One of the “standout features” of the discovery is the “remains of a quartz setting,” said the AOC Archaeology member. (File Photo: @SaxaVord_Space) Photograph:(Twitter)
By Nishtha Badgamia,
Published by Wion News, 30 July 2023
Archaeologists unearthed a 4,000-year-old cemetery in the Shetland Islands in northern Scotland, United Kingdom, last week. The remains of what might be a Bronze Age ritual cremation cemetery were found at Shetland, in the midst of the construction of the UK’s first rocket launchpads, or the SaxaVord spaceport.
What was found?
The discovery was made during the groundworks for the rocket launch site on the Lamba Ness peninsula in Unst and features pits and cremated human bones and an arc of buried boulders which might date back between 2200 and 1800 BC, as per reports.
The site is being assessed by the AOC Archaeology group.
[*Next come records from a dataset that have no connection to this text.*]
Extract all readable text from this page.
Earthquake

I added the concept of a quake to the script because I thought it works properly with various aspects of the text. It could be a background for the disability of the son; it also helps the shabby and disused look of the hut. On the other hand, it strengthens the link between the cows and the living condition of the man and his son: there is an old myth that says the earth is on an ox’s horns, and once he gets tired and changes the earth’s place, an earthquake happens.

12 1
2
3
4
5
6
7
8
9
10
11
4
Katie O’Connell, from the group, said that they have found several deposits of burnt bone which are “likely” associated with the remains of cremation deposits, according to BBC.
She also spoke about how given the number and the density of cremations it is speculated that the site was a “cremation cemetery that may have been in continuous use over time in prehistory.”
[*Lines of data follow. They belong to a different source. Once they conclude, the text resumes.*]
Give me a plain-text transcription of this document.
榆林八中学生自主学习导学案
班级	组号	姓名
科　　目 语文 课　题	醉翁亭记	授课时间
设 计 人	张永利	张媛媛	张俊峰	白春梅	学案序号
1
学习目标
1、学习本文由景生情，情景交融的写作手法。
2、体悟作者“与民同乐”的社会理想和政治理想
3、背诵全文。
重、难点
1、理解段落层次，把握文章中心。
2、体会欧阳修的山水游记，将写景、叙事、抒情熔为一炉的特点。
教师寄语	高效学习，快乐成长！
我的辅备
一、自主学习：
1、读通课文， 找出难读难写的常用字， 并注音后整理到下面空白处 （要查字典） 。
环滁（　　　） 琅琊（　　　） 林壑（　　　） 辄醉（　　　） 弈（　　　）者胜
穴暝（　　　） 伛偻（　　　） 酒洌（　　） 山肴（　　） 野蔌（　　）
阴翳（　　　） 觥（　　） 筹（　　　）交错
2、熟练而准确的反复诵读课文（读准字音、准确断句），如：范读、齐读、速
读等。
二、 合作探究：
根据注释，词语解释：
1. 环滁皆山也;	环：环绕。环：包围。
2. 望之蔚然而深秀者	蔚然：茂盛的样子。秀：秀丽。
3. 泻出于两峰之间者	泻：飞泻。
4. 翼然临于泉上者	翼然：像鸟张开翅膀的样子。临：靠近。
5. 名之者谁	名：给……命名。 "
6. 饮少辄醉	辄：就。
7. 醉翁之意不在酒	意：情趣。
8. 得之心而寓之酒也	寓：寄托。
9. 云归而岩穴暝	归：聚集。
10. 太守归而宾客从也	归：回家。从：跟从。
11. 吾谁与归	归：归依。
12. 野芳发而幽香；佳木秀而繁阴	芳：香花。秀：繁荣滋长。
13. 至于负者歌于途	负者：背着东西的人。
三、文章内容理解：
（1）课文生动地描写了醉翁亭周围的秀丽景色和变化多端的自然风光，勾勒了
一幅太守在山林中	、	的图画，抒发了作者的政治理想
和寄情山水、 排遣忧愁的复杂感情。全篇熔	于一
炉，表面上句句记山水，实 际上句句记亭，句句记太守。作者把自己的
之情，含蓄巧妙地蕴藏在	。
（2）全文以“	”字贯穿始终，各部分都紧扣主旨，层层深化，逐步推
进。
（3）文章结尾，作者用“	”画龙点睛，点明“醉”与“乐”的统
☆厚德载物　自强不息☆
One of the “standout features” of the discovery is the “remains of a quartz setting,” said the AOC Archaeology member.
“White quartz is often suggested to have had significance in prehistory and is found in association with burial tombs, rock art panels, and deposited carefully at domestic sites,” O’Connell said, as quoted by the BBC.
From Bronze Age to Space Age
In an interview, Shetland’s regional archaeologist Val Turner told Live Science, “You couldn’t see anything at all above the surface.”
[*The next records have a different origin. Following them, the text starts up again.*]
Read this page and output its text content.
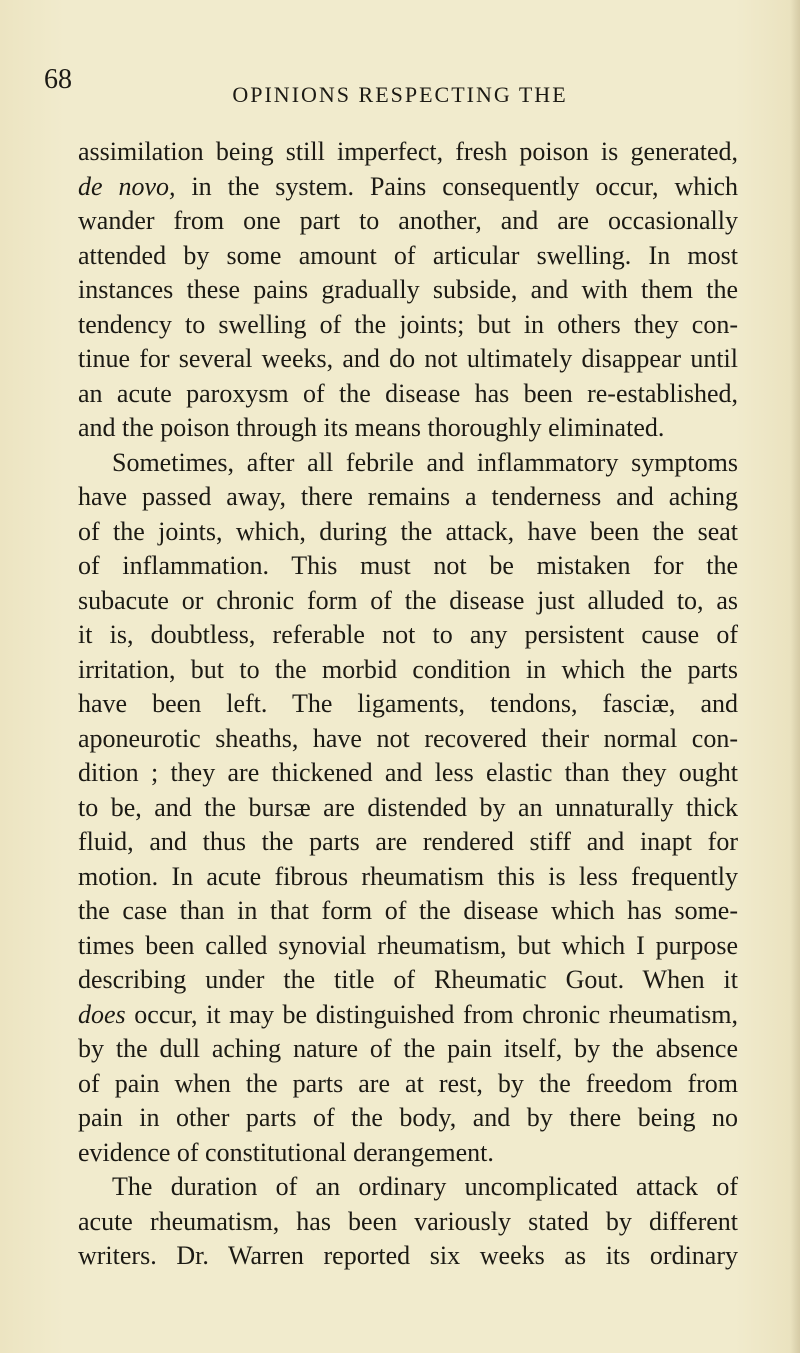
68	OPINIONS RESPECTING THE
assimilation being still imperfect, fresh poison is generated,
de novo, in the system. Pains consequently occur, which
wander from one part to another, and are occasionally
attended by some amount of articular swelling. In most
instances these pains gradually subside, and with them the
tendency to swelling of the joints; but in others they con-
tinue for several weeks, and do not ultimately disappear until
an acute paroxysm of the disease has been re-established,
and the poison through its means thoroughly eliminated.
Sometimes, after all febrile and inflammatory symptoms
have passed away, there remains a tenderness and aching
of the joints, which, during the attack, have been the seat
of inflammation. This must not be mistaken for the
subacute or chronic form of the disease just alluded to, as
it is, doubtless, referable not to any persistent cause of
irritation, but to the morbid condition in which the parts
have been left. The ligaments, tendons, fasciæ, and
aponeurotic sheaths, have not recovered their normal con-
dition ; they are thickened and less elastic than they ought
to be, and the bursæ are distended by an unnaturally thick
fluid, and thus the parts are rendered stiff and inapt for
motion. In acute fibrous rheumatism this is less frequently
the case than in that form of the disease which has some-
times been called synovial rheumatism, but which I purpose
describing under the title of Rheumatic Gout. When it
does occur, it may be distinguished from chronic rheumatism,
by the dull aching nature of the pain itself, by the absence
of pain when the parts are at rest, by the freedom from
pain in other parts of the body, and by there being no
evidence of constitutional derangement.
The duration of an ordinary uncomplicated attack of
acute rheumatism, has been variously stated by different
writers. Dr. Warren reported six weeks as its ordinary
The alignments of the boulders, pits and the quartz rock setting, also suggest there may have been a ritual complex at the site, said Turner.
She also noted that while the archipelago is home to thousands of archaeological sites, this is the first Bronze Age cremation cemetery and called the discovery “hugely exciting”.
Turner also told Live Science, that the scientists have sought to conduct ancient DNA analysis, if possible, in order to determine the number of people buried there and what else can be found about the site itself.
British media reports, citing officials, said that the discovery is not expected to hamper the ongoing work at the site. The SaxaVord spaceport on the Lamba Ness peninsula is scheduled to witness its first rocket launch in October. If successful, it will become the first vertical rocket launched from anywhere in the UK.
SaxaVord Spaceport plans to build three commercial launch pads and a ground station at the site but is now reportedly considering preserving the ancient cemetery.
“This is a tremendously exciting discovery and we will be supporting further study of the remains to find out the full story,” said SaxaVord spaceport chief executive Frank Strang, last week.
He added, “With Unst’s Viking heritage, we had always thought of the timespan from the longship to the spaceship. Now we know there has been activity on our site for more than 4,000 years it’s the Bronze Age to the Space Age.”